To calculate such a sequence, it is necessary to determine the grain size at the initial moment of time. In the works [17,44,45] previously published by our team of authors, the process of dynamic recrystallization in steel of the current chemical composition was considered. The activation energy dynamic recrystallization, the equation for calculating the Zener–Holomon parameter, the strain required to complete the first cycle of dynamic recrystallization, the grain size formed during dynamic recrystallization, and other parameters were determined. Figure 10 shows a map of grain sizes depending on the strain rate and temperature. In the form of dotted lines, the ranges of deformation speed and temperature inherent in different layers of the shell have been marked. As can be seen in Figure 10, at the end of the piercing process, grains ranging in size from 20 to almost 80 µm can be formed. Note that the temperature of the metal in the middle of the shell wall at this moment is about 1260 °C. As you can see in Figure 11, the initial grain with a size of 0 and 70 µm, after 6–7 s, differs in size by no more than 10 µm. For this reason, without any large error in estimating the final grain size, it can be assumed that the initial grain at the initial time is 25 µm. Taking into account this condition ($D_0$ = 25 µm), the kinetics of grain growth were calculated. The calculation results are shown in Figure 12.
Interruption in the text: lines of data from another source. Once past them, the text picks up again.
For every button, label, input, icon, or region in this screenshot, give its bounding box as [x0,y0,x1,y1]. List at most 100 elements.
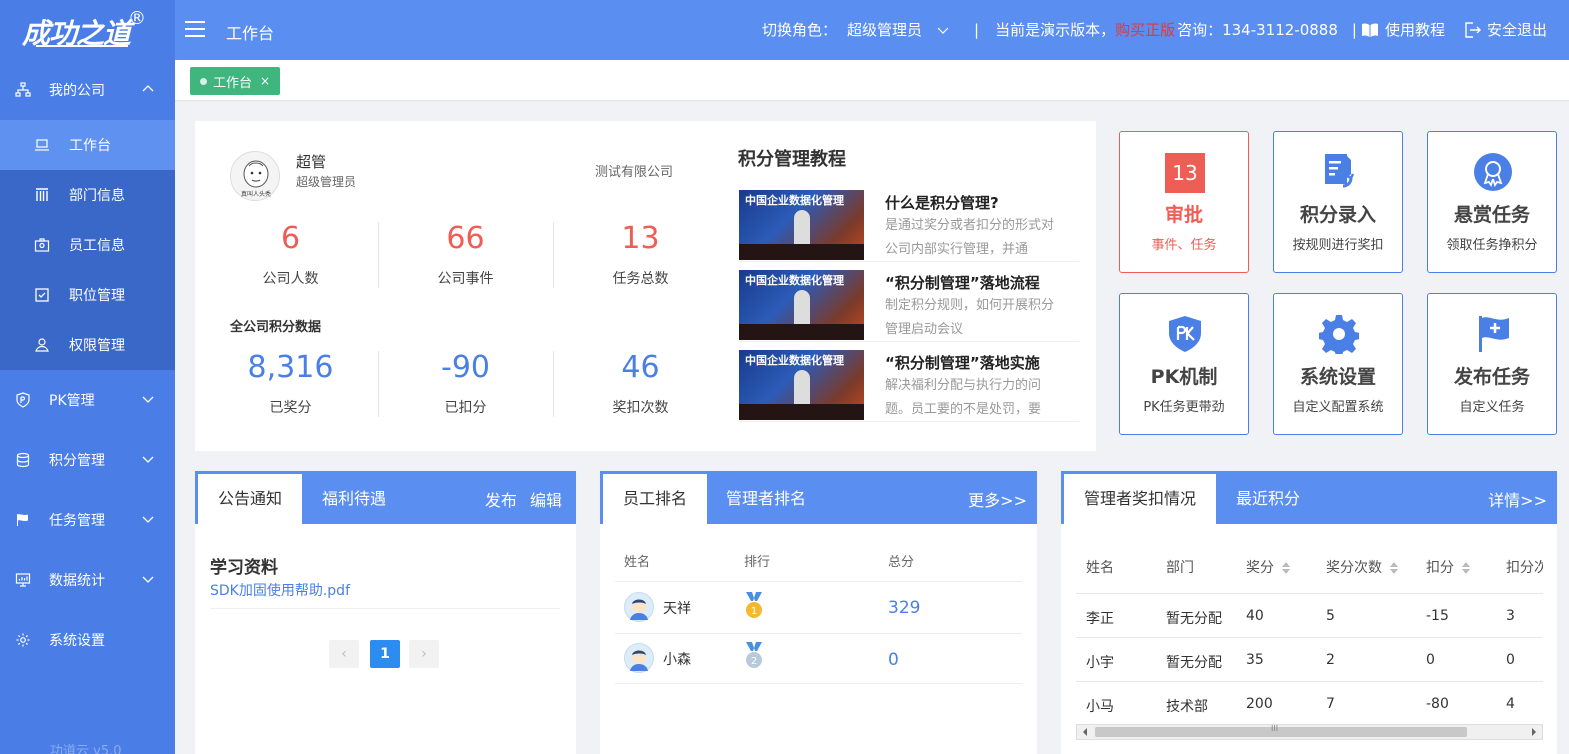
ranking-score: 329 [888,598,921,618]
pager-page-1[interactable]: 1 [370,640,400,668]
sidebar-group-tasks[interactable]: 任务管理 [0,490,175,550]
column-header-department: 部门 [1166,560,1194,576]
tab-workbench[interactable]: 工作台 × [190,67,281,95]
sidebar-group-statistics[interactable]: 数据统计 [0,550,175,610]
user-name: 超管 [296,153,327,171]
ranking-panel-header: 员工排名 管理者排名 更多>> [600,471,1037,524]
tab-manager-ranking[interactable]: 管理者排名 [712,474,820,524]
logout-icon [1465,21,1481,38]
sidebar-item-departments[interactable]: 部门信息 [0,170,175,220]
scroll-right-arrow-icon[interactable] [1529,725,1539,739]
tab-close-icon[interactable]: × [260,74,270,88]
stat-employee-count[interactable]: 6 公司人数 [203,221,378,288]
user-role: 超级管理员 [296,175,357,189]
thumbnail-caption: 中国企业数据化管理 [745,194,844,207]
id-card-icon [34,238,50,252]
horizontal-scrollbar[interactable]: III [1076,724,1543,740]
chevron-down-icon [937,27,949,34]
sidebar-group-label: 数据统计 [49,573,105,589]
chevron-up-icon [142,85,154,92]
header-actions: 切换角色： 超级管理员 | 当前是演示版本， 购买正版 咨询：134-3112-… [762,19,1547,40]
hamburger-menu-icon[interactable] [185,20,205,38]
tab-notices[interactable]: 公告通知 [198,474,302,524]
table-cell: 技术部 [1166,699,1208,715]
divider [615,581,1022,582]
document-edit-icon [1325,154,1355,188]
column-header-award-times[interactable]: 奖分次数 [1326,557,1399,577]
gear-icon [16,633,30,647]
tutorial-item[interactable]: 中国企业数据化管理 “积分制管理”落地流程 制定积分规则，如何开展积分管理启动会… [739,270,1079,342]
notice-item-title: 学习资料 [210,558,278,578]
logo[interactable]: 成功之道 ® [0,0,175,60]
quick-card-approval[interactable]: 13 审批 事件、任务 [1119,131,1249,273]
stat-awarded-points[interactable]: 8,316 已奖分 [203,350,378,417]
column-header-deduct-times[interactable]: 扣分次 [1506,557,1543,577]
buy-link[interactable]: 购买正版 [1115,19,1175,40]
sidebar-group-label: 系统设置 [49,633,105,649]
switch-role-label: 切换角色： [761,21,837,39]
tutorial-item-title: “积分制管理”落地流程 [885,274,1040,292]
database-icon [16,452,30,468]
tutorial-item[interactable]: 中国企业数据化管理 什么是积分管理? 是通过奖分或者扣分的形式对公司内部实行管理… [739,190,1079,262]
sidebar-item-label: 员工信息 [69,238,125,254]
details-link[interactable]: 详情>> [1488,487,1547,511]
edit-button[interactable]: 编辑 [530,491,562,510]
stat-deducted-points[interactable]: -90 已扣分 [378,350,553,417]
avatar[interactable]: 真叫人头秃 [230,151,280,201]
role-select[interactable]: 超级管理员 [847,19,950,40]
quick-card-pk[interactable]: PK机制 PK任务更带劲 [1119,293,1249,435]
logo-underline [36,45,128,47]
notice-panel-header: 公告通知 福利待遇 发布 编辑 [195,471,576,524]
scrollbar-thumb[interactable]: III [1095,724,1467,737]
stat-task-total[interactable]: 13 任务总数 [553,221,728,288]
sidebar-item-employees[interactable]: 员工信息 [0,220,175,270]
sidebar-group-pk[interactable]: PK管理 [0,370,175,430]
approval-count-badge: 13 [1165,153,1205,193]
quick-card-points-entry[interactable]: 积分录入 按规则进行奖扣 [1273,131,1403,273]
notice-panel: 公告通知 福利待遇 发布 编辑 学习资料 SDK加固使用帮助.pdf ‹ 1 › [195,471,576,754]
building-columns-icon [36,188,48,201]
flag-icon [17,514,28,526]
table-cell: 35 [1246,652,1264,668]
sidebar-item-workbench[interactable]: 工作台 [0,120,175,170]
chevron-down-icon [142,516,154,523]
quick-card-subtitle: 自定义配置系统 [1292,400,1384,415]
tutorial-link[interactable]: 使用教程 [1361,19,1445,40]
sort-icon [1390,562,1399,574]
chevron-down-icon [142,576,154,583]
quick-card-publish-task[interactable]: 发布任务 自定义任务 [1427,293,1557,435]
company-name: 测试有限公司 [595,165,674,180]
tutorial-item[interactable]: 中国企业数据化管理 “积分制管理”落地实施 解决福利分配与执行力的问题。员工要的… [739,350,1079,422]
more-link[interactable]: 更多>> [968,487,1027,511]
quick-card-bounty-task[interactable]: 悬赏任务 领取任务挣积分 [1427,131,1557,273]
thumbnail-caption: 中国企业数据化管理 [745,354,844,367]
table-cell: -15 [1426,608,1449,624]
tab-employee-ranking[interactable]: 员工排名 [603,474,707,524]
sidebar-group-my-company[interactable]: 我的公司 [0,60,175,120]
column-header-award[interactable]: 奖分 [1246,557,1291,577]
pager-next-button[interactable]: › [409,640,439,668]
notice-file-link[interactable]: SDK加固使用帮助.pdf [210,580,350,600]
stat-company-events[interactable]: 66 公司事件 [378,221,553,288]
scroll-left-arrow-icon[interactable] [1080,725,1090,739]
tab-recent-points[interactable]: 最近积分 [1221,474,1315,524]
quick-card-system-settings[interactable]: 系统设置 自定义配置系统 [1273,293,1403,435]
sidebar-group-points[interactable]: 积分管理 [0,430,175,490]
pager-prev-button[interactable]: ‹ [329,640,359,668]
points-section-title: 全公司积分数据 [230,320,322,335]
consult-phone: 咨询：134-3112-0888 [1177,21,1338,39]
sidebar-item-positions[interactable]: 职位管理 [0,270,175,320]
award-icon [1474,153,1512,191]
logout-link[interactable]: 安全退出 [1463,19,1547,40]
medal-rank: 2 [751,656,757,667]
stat-award-times[interactable]: 46 奖扣次数 [553,350,728,417]
publish-button[interactable]: 发布 [485,491,517,510]
column-header-name: 姓名 [1086,560,1114,576]
column-header-deduct[interactable]: 扣分 [1426,557,1471,577]
sidebar-item-permissions[interactable]: 权限管理 [0,320,175,370]
tab-benefits[interactable]: 福利待遇 [307,474,401,524]
flag-icon [1479,316,1509,352]
tab-manager-rewards[interactable]: 管理者奖扣情况 [1064,474,1216,524]
stat-label: 已扣分 [444,400,487,416]
sidebar-group-settings[interactable]: 系统设置 [0,610,175,670]
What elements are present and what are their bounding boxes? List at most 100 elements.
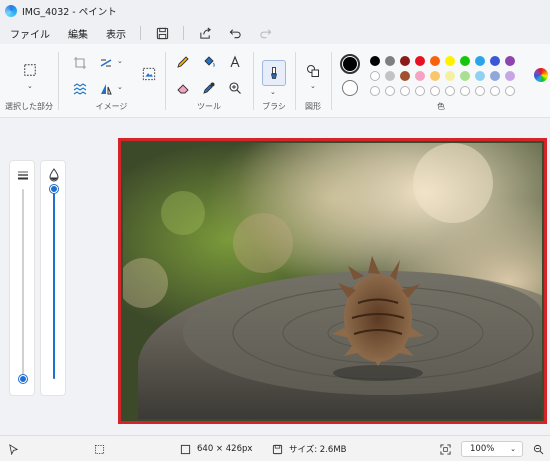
secondary-color-swatch[interactable] — [342, 80, 358, 96]
chevron-down-icon[interactable]: ⌄ — [310, 82, 316, 90]
color-swatch[interactable] — [415, 71, 425, 81]
crop-icon[interactable] — [71, 54, 89, 72]
custom-color-slot[interactable] — [445, 86, 455, 96]
canvas-size-indicator: 640 × 426px — [180, 436, 252, 461]
resize-icon[interactable] — [97, 54, 115, 72]
share-icon[interactable] — [196, 24, 214, 42]
menu-edit[interactable]: 編集 — [68, 26, 88, 41]
brushes-group-label: ブラシ — [262, 102, 286, 111]
title-bar: IMG_4032 - ペイント — [0, 0, 550, 22]
custom-color-slot[interactable] — [415, 86, 425, 96]
opacity-slider-thumb[interactable] — [50, 185, 58, 193]
rotate-flip-icon[interactable] — [97, 80, 115, 98]
chevron-down-icon[interactable]: ⌄ — [27, 82, 33, 90]
colors-group: 色 — [332, 44, 550, 118]
save-icon[interactable] — [153, 24, 171, 42]
brush-icon[interactable] — [262, 60, 286, 86]
custom-color-slot[interactable] — [370, 86, 380, 96]
color-swatch[interactable] — [400, 56, 410, 66]
zoom-select[interactable]: 100% ⌄ — [461, 441, 523, 457]
color-swatch[interactable] — [430, 56, 440, 66]
color-swatch[interactable] — [400, 71, 410, 81]
color-swatch[interactable] — [490, 71, 500, 81]
canvas-size-icon — [180, 444, 191, 454]
color-swatch[interactable] — [370, 71, 380, 81]
color-swatch[interactable] — [505, 71, 515, 81]
brush-size-slider[interactable] — [22, 189, 24, 379]
color-swatch[interactable] — [505, 56, 515, 66]
brush-size-slider-thumb[interactable] — [19, 375, 27, 383]
size-lines-icon — [16, 169, 30, 181]
opacity-slider[interactable] — [53, 189, 55, 379]
fill-icon[interactable] — [200, 53, 218, 71]
selection-group-label: 選択した部分 — [5, 102, 53, 111]
canvas-dimensions: 640 × 426px — [197, 444, 253, 454]
canvas-area — [0, 118, 550, 435]
shapes-group-label: 図形 — [305, 102, 321, 111]
image-select-icon[interactable] — [139, 64, 159, 84]
colors-group-label: 色 — [437, 102, 445, 111]
custom-color-slot[interactable] — [475, 86, 485, 96]
canvas-selection-frame[interactable] — [118, 138, 547, 424]
brush-size-slider-panel — [9, 160, 35, 396]
file-size-indicator: サイズ: 2.6MB — [272, 436, 347, 461]
pencil-icon[interactable] — [174, 53, 192, 71]
text-icon[interactable] — [226, 53, 244, 71]
color-swatch[interactable] — [445, 56, 455, 66]
zoom-out-icon[interactable] — [533, 436, 550, 461]
color-picker-icon[interactable] — [200, 79, 218, 97]
custom-color-slot[interactable] — [490, 86, 500, 96]
custom-color-slot[interactable] — [385, 86, 395, 96]
shapes-icon[interactable] — [304, 62, 322, 80]
color-swatch[interactable] — [385, 71, 395, 81]
custom-color-slot[interactable] — [505, 86, 515, 96]
primary-color-selector[interactable] — [340, 54, 360, 74]
undo-icon[interactable] — [226, 24, 244, 42]
color-swatch[interactable] — [370, 56, 380, 66]
fit-to-window-icon[interactable] — [440, 436, 457, 461]
select-rectangle-icon[interactable] — [20, 60, 40, 80]
window-title: IMG_4032 - ペイント — [22, 7, 117, 18]
canvas-photo[interactable] — [123, 143, 542, 419]
color-swatch[interactable] — [475, 71, 485, 81]
image-group-label: イメージ — [95, 102, 128, 111]
color-swatch[interactable] — [475, 56, 485, 66]
custom-color-slot[interactable] — [400, 86, 410, 96]
cursor-position-icon — [8, 436, 25, 461]
chevron-down-icon[interactable]: ⌄ — [117, 83, 123, 91]
zoom-value: 100% — [470, 444, 495, 454]
primary-color-swatch — [343, 57, 357, 71]
file-size-text: サイズ: 2.6MB — [289, 445, 347, 455]
background-remove-icon[interactable] — [71, 80, 89, 98]
color-swatch[interactable] — [460, 71, 470, 81]
menu-file[interactable]: ファイル — [10, 26, 50, 41]
shapes-group: ⌄ 図形 — [296, 44, 330, 118]
selection-group: ⌄ 選択した部分 — [0, 44, 58, 118]
color-swatch[interactable] — [415, 56, 425, 66]
slider-fill — [53, 189, 55, 379]
opacity-slider-panel — [40, 160, 66, 396]
color-swatch[interactable] — [460, 56, 470, 66]
magnifier-icon[interactable] — [226, 79, 244, 97]
image-group: ⌄ ⌄ イメージ — [59, 44, 164, 118]
color-swatch[interactable] — [445, 71, 455, 81]
disk-icon — [272, 444, 283, 454]
custom-color-slot[interactable] — [430, 86, 440, 96]
opacity-drop-icon — [48, 168, 60, 182]
edit-colors-icon[interactable] — [534, 68, 548, 82]
chevron-down-icon[interactable]: ⌄ — [117, 57, 123, 65]
selection-size-icon — [94, 436, 111, 461]
tools-group: ツール — [166, 44, 252, 118]
custom-color-slot[interactable] — [460, 86, 470, 96]
brushes-group: ⌄ ブラシ — [254, 44, 294, 118]
redo-icon[interactable] — [256, 24, 274, 42]
color-swatch[interactable] — [385, 56, 395, 66]
chevron-down-icon: ⌄ — [510, 445, 516, 453]
menu-divider — [183, 26, 184, 40]
color-swatch[interactable] — [490, 56, 500, 66]
menu-bar: ファイル 編集 表示 — [0, 22, 550, 44]
color-swatch[interactable] — [430, 71, 440, 81]
menu-view[interactable]: 表示 — [106, 26, 126, 41]
eraser-icon[interactable] — [174, 79, 192, 97]
chevron-down-icon[interactable]: ⌄ — [270, 88, 276, 96]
The calculation results are comparable with the austenitic grains size shown in Figure 1.

4. Conclusions

Studies of the growth kinetics of recrystallized austenite grains in AISI 321 stainless steel made it possible to obtain the following results:

• After holding the steel at a temperature of 1150 °C and above, intensive grain growth is observed. At a temperature of more than 1150 °C and an exposure of more than 5 min, the grain size exceeds a value of 100 μm.
• Reducing the holding temperature to 1100 degrees leads to a sharp drop in the grain growth rate. The suppression of grain growth is caused by the precipitation of titanium carbides and carbonitrides. The average austenite grain size did not exceed 45 µm even after 15 min exposure at 1100 °C.
• A dependence is obtained for calculating the kinetics of austenite grain growth for a temperature range of 1150–1250 °C,

  $$D^{4.752}-D_0^{4.752}=1.669\times {10}^{20}\cdot \exp \left(-\frac{359400}{8.314\cdot T}\right)\cdot t,$$

  where $D_0$—initial grain size, μm; $D$—grain size (μm) at the time $t$, (s); $T$—holding temperature, °C.
• The proposed dependence makes it possible to evaluate grain growth under non-isothermal conditions. To do this, it is necessary to divide the time into small intervals, within which the temperature changes by a small amount (up to 1 °C). The verification of the adequacy of the proposed dependence and the method for calculating the grain size at cooling rates 0.2, 1 and 5 °C/s showed its high convergence. The difference between the calculated and experimental grain size did not exceed 8%.
• A mathematical model has been developed that combines the solution of the heat conduction equation and the kinetics of grain growth, with the help of which the grain size in the shell after piercing is determined by calculation. The results obtained show that the formation of coarse grains is determined by the kinetics of its post-deformation growth. To obtain a relatively fine-grained microstructure, technological measures should be taken to suppress grain growth.